The best compliment I ever get on my blog or writing is when a new client says “Oh my gosh, I feel like I already know you from reading your blog.”
If you’re stuck on what to write, I suggest reviewing who your ideal client is and what’s important to them. Then find some ideas above that will connect your experiences to those of your ideal client. If you’re a family photographer, find connections about family. Are you pet photographer? Then draw on your love of animals for connections! It really is that easy!
If you’re still having trouble, review the blogs or social media accounts you love. Why do you read them? What makes them stand out? Do you feel connected on a personal level to the writer?
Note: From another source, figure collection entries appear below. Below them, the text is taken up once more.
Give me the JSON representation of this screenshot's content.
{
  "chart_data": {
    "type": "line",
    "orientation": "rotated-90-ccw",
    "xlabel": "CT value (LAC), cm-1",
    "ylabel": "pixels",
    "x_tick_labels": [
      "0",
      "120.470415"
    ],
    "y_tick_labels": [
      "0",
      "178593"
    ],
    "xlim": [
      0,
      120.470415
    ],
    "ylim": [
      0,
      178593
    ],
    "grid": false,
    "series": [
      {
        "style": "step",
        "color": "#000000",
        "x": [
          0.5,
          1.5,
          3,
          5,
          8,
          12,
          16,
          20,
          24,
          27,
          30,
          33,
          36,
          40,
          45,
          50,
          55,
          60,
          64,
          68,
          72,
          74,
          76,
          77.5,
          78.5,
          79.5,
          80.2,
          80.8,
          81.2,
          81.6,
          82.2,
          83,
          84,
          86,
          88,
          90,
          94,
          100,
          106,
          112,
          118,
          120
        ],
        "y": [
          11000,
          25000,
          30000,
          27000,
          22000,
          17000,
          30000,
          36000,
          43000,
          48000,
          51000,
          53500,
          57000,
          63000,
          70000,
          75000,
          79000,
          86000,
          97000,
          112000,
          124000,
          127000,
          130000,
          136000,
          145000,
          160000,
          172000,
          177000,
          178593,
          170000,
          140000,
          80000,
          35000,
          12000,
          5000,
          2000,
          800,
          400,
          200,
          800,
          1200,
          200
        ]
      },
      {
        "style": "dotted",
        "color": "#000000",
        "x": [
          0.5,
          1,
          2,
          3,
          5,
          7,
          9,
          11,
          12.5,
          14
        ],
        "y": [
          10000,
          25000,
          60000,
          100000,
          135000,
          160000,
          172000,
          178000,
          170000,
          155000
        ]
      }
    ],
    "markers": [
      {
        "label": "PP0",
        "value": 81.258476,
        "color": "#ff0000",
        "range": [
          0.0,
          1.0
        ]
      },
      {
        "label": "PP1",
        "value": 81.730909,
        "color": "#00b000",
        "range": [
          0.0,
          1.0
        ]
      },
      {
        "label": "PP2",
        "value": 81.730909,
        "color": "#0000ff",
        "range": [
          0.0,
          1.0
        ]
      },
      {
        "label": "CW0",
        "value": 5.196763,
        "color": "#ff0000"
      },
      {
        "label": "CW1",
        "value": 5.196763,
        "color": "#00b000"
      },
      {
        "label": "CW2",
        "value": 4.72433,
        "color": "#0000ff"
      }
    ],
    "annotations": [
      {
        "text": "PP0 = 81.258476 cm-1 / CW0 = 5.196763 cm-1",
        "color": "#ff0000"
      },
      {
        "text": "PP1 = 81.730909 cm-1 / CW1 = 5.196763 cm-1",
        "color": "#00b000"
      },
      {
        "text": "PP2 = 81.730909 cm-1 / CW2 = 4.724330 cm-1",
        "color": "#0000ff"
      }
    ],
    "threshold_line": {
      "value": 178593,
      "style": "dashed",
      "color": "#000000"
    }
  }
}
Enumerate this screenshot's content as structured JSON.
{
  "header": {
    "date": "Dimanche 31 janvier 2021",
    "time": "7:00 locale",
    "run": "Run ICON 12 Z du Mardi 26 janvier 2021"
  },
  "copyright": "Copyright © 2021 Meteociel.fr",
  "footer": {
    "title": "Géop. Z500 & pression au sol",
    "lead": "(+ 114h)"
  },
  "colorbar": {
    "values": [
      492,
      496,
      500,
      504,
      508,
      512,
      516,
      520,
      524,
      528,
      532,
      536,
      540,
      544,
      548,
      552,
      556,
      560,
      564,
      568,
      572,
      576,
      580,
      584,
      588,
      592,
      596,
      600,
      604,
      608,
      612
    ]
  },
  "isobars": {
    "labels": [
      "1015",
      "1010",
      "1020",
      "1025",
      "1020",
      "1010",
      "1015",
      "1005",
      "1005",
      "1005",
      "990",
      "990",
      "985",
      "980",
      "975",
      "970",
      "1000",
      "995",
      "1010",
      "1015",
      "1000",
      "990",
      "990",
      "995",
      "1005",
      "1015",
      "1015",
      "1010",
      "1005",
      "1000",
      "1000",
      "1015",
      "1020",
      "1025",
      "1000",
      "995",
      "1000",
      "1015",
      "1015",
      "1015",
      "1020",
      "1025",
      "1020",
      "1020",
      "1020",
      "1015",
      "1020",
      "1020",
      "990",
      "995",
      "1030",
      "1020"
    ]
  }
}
Why?
Jot those reasons down and see if you can duplicate some of those feelings in your own blog.
Blogging for Photographers Idea #4 – Write About Your Brand
If being personal is a little too scary for you at first, take a step back and write about things that are related to your brand. Use the topics above but instead write them from the perspective of your brand, not necessarily your personality. You’re still writing, but you might find it’s easier than being so personal.
Other Tips on Blogging for Photographers
It sounds stupidly easy. And it is. But reading more and different things makes you a better writer. Reading teaches and inspires. Read fiction. Photography blogs. Auto-biographies. Business books. All of it will help, not only for the actual content but simply because reading good writing teaches you how to be a better writer.
Learn how reading Hemingway helped me with some lessons about my photogrpahic style!
I like to keep a page in my planner where I list possible blog topics. That way when I’m stuck, I have a huge list of topics to work my way through. My own planner has a page for potential topics for Cole’s Classroom, my business blog and my other client’s blog.
Schedule writing time.
Set aside time each week to dedicate to writing. It’s too easy to put off otherwise. Pick a time when you can be uninterrupted and feel positive and optimistic. Personally, I’m a night owl. I get in a groove about 10:30 at night after my family is asleep and can knock out some great content while the frogs sing in the background.
Try setting a deadline, too. Put a timer on for 25 minutes and force yourself to write until time runs out. Then give yourself 15 minutes to wrap up, proof and publish.
Use a writing calendar.
Try planning out a few months worth of blog posts and putting them on your to do list. It will hold you accountable. This step also makes the actual task of writing seem much more manageable. Sort of like how it’s easier to make dinner each night if the menu is planned out a week ahead of time.
Pinterest has some great ideas on topics and headlines. Take a few minutes once a month to browse ideas and jot down notes.
Buy a book of ideas.
If ideas are your biggest struggle, buy some! Amazon has some great resources, like “1,000 Creative Writing Prompts, Volume 2.” You don’t have to come up with the idea, you just pick one you like and start writing.
Take a writing class.
You didn’t become a kick-ass photographer overnight. Nor without help. So get help from writing professionals. Take a course in creative writing or blogging at your local community college. Sign up for a class on Udemy.com or CreativeLive.com. Or find a photographer you admire online and take their writing course. You don’t have to figure this all out on your own!
Blogging for photographers doesn’t have to be drudgery. It shouldn’t induce fear and panic. With some time, effort and practice, it will become more comfortable and easy. And that’s when the magic happens.
So sharpen your pencil. Grab your best blue pen and a fresh pad of paper and let your creativity flow. And most of all be brave and be you. You won’t be disappointed!